Baca Juga : Lawatan Yahya Staquf ke Yerusalem Dikecam Otoritas Palestina

Majelis Nasional pun memutuskan untuk mempertimbangkan kembali pembentukan tiga zona ekonomi baru tersebut.

Meski demikian, para pekerja masih terus menggelar aksi hingga Rabu. Di depan Taman Industri Tan Huong, para demonstran mengacungkan poster bertuliskan, “Saya cinta tanah air! Jangan biarkan China mengambil lahan kita!”

Kedutaan Besar China di Hanoi pun merilis peringatan agar warganya yang berada di Vietnam selalu waspada terhadap aksi protes “ilegal” dengan “konten anti-China” itu.

Protes di kota-kota dengan cepat ditekan, tetapi pihak berwenang menghadapi kemarahan publik yang lebih besar di Binh Thuan. Para demonstran melemparkan batu, memaksa penumpang kendaraan umum untuk turun, dan dengan cepat menduduki markas pemerintah daerah. Media pemerintah mengatakan puluhan petugas polisi terluka.

RUU ini menawarkan perusahaan asing kesempatan besar dan memberikan batasan yang sedikit di tanah yang disediakan. Pemerintah komunis Vietnam berharap kebijakan itu dapat mendorong pertumbuhan di wilayah.

Para demonstran menduga bahwa pemerintah akan memberikan sewa kepada investor China di tiga zona ekonomi; di timur laut, tenggara dan barat daya negara itu. Ini akan memungkinkan kontrol Cina atas tanah Vietnam.

Di Binh Thuan, sentimen anti-Cina dikombinasikan dengan kemarahan yang mendidih atas polusi industri dan sengketa tanah. Demonstran juga keberatan dengan RUU keamanan cyber, yang dijadwalkan akan diketok palu pada 12 Juni. RUU ini juga mendapat sorotan dari Human Rights Watch karena dapat membungkam kebebasan pedapat.

Rangkaian unjuk rasa ini dianggap membuat hubungan Vietnam dan China semakin tegang di tengah sengketa lahan di Laut China Selatan.

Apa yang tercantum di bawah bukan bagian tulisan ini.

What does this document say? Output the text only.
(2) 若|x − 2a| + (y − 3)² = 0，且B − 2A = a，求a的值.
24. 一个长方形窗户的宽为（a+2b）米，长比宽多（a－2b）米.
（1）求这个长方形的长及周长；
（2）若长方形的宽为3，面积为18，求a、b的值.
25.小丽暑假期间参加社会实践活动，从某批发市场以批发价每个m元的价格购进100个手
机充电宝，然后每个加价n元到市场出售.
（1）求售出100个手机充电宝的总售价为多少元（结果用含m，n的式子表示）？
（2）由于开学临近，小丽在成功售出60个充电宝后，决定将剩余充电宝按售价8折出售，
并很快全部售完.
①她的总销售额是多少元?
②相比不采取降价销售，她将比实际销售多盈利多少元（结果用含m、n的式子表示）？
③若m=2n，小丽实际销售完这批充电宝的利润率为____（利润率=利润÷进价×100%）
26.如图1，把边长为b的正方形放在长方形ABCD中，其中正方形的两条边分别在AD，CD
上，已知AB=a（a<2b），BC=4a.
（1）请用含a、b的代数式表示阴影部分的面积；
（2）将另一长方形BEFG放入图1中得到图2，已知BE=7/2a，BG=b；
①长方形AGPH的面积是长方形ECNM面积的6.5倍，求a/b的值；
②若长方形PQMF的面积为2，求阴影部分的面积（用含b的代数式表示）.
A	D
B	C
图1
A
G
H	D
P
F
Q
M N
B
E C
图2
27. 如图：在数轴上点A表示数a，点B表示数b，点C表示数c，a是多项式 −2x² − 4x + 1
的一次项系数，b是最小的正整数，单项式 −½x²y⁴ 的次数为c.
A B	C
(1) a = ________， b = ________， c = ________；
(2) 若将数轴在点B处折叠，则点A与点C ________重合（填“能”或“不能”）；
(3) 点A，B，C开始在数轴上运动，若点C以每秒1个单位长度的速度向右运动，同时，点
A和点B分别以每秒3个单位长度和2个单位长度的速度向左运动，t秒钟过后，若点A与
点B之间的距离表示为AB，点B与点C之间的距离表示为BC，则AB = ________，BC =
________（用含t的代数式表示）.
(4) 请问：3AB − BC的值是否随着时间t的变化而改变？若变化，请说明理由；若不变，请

Pada April lalu, kementerian luar negeri kedua negara bertemu di Hanoi dan sepakat untuk membahas sengketa itu secara damai.

Namun bulan lalu, Hanoi meminta Beijing menarik semua peralatan militer yang dilaporkan sudah berada di pulau buatan China di wilayah sengketa di Laut China Selatan.

Permasalahan di LCS ini juga sempat memicu gelombang aksi protes anti-China di Vietnam pada 2014 lalu, setelah Beijing mengerahkan alat pengebor minyak di lahan sengketa.